Saturday, September 8, 2012

GOP Supports Civil Rights

The minority vote is taken for granted by the Democratic Party. That's a shame, when you consider how badly that group has played minorities over the years.

Democrats want to take credit for all the advancements in civil rights in recent times, indeed for any and all forward movements on civil rights in our entire history. Yet at the least, the GOP deserves more consideration in what it has done in that area over time.

It was a Republican President, Dwight Eisenhower, who sent federal troops to insure that minorities were allowed in public high schools. Going back much further, a Republican, Abraham Lincoln, did the most to free the slaves. Say what you want about what he said at the time, his actions were what ended slavery.

How quickly too we forget the Dixiecrats, Democrats who opposed civil rights legislation. You know, the guys such as the late Robert Byrd, whose past the Democratic party has gone to great pains recently to ignore if not outright, ahem, whitewash? Not that it isn't good that he may have recanted later on in life, there is nonetheless his history of at least initially working against minorities.

It is interesting also to note that Republican support of the Civil Rights Act of 1964 was actually stronger than Democratic support. As a Party, the GOP voted for the Act by about an 80% - 20% margin; Democrats, while overall in favor of it, voted at about a 62% - 38% figure. Indeed, not enough Democrats in the Senate voted for the measure to have passed it on their power: only 46 Democratic senators voted aye. That means that it would not have passed the Senate without Republican support at a time the Democrats were the majority party by a tremendous number in that chamber, 67-33.

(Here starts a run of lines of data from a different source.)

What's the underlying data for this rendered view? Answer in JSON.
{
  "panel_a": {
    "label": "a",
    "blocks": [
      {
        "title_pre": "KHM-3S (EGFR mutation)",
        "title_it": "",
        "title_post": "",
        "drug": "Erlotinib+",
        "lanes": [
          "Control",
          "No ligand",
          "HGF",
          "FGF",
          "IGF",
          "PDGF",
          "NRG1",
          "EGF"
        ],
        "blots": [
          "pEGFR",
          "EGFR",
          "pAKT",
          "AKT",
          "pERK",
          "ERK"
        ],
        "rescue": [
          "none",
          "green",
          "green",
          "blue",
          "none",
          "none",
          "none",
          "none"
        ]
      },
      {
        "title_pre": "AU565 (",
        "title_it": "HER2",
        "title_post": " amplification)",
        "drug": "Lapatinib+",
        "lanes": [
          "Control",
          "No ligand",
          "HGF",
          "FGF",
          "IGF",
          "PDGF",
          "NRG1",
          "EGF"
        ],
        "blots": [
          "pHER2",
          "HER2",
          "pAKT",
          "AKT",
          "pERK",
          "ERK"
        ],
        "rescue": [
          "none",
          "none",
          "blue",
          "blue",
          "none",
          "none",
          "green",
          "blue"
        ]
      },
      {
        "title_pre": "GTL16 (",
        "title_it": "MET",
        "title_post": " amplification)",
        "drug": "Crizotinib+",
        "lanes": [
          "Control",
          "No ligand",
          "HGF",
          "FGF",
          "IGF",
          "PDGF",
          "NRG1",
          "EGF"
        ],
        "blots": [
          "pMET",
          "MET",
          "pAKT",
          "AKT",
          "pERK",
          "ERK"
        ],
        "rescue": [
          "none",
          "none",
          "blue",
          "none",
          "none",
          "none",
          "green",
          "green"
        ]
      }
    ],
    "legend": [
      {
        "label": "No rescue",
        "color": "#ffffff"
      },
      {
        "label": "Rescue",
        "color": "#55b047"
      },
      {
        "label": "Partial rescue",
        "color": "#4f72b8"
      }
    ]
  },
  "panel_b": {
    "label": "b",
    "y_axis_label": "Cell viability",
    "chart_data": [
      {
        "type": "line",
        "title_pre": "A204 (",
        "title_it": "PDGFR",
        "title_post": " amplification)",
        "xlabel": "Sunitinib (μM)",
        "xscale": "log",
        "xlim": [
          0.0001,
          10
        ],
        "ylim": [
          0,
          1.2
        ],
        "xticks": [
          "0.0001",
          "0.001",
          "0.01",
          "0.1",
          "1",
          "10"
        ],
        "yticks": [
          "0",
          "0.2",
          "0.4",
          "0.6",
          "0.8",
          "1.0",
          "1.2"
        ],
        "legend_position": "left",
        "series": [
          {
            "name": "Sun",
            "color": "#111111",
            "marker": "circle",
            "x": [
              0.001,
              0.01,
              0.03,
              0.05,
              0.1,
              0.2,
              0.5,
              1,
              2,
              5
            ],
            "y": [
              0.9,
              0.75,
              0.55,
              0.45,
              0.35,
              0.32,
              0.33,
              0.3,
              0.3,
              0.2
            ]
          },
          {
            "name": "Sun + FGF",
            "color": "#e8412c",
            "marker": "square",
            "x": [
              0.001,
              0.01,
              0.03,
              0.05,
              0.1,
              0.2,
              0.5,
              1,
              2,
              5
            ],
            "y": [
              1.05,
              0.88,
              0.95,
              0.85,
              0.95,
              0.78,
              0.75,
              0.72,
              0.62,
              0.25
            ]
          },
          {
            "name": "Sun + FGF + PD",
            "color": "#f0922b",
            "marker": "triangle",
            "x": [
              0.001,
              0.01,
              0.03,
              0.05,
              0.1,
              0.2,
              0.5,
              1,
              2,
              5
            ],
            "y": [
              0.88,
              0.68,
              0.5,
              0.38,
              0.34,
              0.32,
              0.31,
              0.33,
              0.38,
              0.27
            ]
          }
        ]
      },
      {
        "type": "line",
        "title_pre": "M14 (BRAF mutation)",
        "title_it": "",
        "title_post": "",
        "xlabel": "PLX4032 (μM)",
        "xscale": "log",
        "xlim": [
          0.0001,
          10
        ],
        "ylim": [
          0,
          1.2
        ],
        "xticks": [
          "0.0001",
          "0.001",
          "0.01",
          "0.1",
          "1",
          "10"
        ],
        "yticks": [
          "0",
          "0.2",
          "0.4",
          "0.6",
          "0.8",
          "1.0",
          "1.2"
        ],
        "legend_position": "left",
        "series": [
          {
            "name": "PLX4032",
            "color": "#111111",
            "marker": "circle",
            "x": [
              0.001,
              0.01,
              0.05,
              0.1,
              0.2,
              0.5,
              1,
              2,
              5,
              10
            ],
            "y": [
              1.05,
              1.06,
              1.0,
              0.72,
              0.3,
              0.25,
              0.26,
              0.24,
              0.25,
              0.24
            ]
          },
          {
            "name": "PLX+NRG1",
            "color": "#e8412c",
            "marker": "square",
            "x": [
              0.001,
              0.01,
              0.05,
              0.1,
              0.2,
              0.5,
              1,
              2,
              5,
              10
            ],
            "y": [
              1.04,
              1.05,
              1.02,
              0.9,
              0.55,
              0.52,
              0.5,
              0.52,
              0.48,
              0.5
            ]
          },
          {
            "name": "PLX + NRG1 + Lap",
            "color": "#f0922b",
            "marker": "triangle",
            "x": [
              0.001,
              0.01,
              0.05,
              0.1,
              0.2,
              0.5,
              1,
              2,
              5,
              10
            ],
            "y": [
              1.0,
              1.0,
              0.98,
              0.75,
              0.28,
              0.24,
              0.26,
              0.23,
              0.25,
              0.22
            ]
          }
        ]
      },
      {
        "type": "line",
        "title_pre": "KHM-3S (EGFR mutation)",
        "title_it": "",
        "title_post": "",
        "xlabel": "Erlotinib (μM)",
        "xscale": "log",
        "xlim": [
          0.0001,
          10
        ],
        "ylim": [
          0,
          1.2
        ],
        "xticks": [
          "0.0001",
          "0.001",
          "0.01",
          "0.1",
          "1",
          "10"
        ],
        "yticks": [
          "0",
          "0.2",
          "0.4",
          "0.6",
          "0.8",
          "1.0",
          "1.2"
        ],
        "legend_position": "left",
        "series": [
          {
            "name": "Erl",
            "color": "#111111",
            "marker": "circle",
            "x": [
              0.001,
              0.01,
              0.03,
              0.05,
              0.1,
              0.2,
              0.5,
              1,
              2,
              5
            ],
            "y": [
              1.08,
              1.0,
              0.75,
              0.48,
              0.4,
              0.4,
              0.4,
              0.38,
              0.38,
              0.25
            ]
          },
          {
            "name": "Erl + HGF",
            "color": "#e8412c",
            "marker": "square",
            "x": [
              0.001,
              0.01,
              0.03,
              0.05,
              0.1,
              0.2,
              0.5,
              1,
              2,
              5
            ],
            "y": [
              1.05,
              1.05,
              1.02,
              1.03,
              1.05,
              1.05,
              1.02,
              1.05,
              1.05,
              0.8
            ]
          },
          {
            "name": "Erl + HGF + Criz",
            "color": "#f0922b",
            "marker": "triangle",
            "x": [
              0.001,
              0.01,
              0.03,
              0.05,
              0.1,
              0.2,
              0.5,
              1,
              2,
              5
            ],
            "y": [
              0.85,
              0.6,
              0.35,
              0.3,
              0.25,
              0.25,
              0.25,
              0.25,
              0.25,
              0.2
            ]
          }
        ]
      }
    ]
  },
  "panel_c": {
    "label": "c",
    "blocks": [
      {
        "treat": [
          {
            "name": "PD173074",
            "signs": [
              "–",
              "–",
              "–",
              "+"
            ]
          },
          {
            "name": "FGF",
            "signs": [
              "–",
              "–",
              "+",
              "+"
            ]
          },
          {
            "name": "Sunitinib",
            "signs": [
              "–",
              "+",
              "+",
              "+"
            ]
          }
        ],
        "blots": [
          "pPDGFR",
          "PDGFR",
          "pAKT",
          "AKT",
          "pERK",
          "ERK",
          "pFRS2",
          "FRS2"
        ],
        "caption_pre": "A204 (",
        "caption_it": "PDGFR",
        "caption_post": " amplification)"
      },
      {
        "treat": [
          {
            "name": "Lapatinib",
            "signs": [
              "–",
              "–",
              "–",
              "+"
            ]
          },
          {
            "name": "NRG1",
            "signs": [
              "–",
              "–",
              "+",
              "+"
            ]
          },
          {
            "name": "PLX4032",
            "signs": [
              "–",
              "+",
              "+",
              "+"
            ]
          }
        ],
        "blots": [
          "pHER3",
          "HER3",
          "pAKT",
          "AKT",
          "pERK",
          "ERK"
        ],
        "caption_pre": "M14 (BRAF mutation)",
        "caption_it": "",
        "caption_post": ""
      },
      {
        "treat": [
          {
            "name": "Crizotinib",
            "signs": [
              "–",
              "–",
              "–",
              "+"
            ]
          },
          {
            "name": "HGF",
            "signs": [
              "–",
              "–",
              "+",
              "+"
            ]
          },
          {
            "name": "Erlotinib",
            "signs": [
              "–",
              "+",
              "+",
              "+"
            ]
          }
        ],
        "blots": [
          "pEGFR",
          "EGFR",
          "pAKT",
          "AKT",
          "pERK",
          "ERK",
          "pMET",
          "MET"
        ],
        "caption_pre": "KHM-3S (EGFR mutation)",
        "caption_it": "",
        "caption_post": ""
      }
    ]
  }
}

Why don't we hear about this in schools and the media? Because it's not history that they like. It makes conservatives in general and Republicans in particular look too good. So much for the objectivity of the journalists and educators.

When you throw in the fact that many minorities are social conservatives, one cannot help but conclude they need to rethink their ties to the Democratic Party. But when the race card gets played, well, we'll see who's actually played.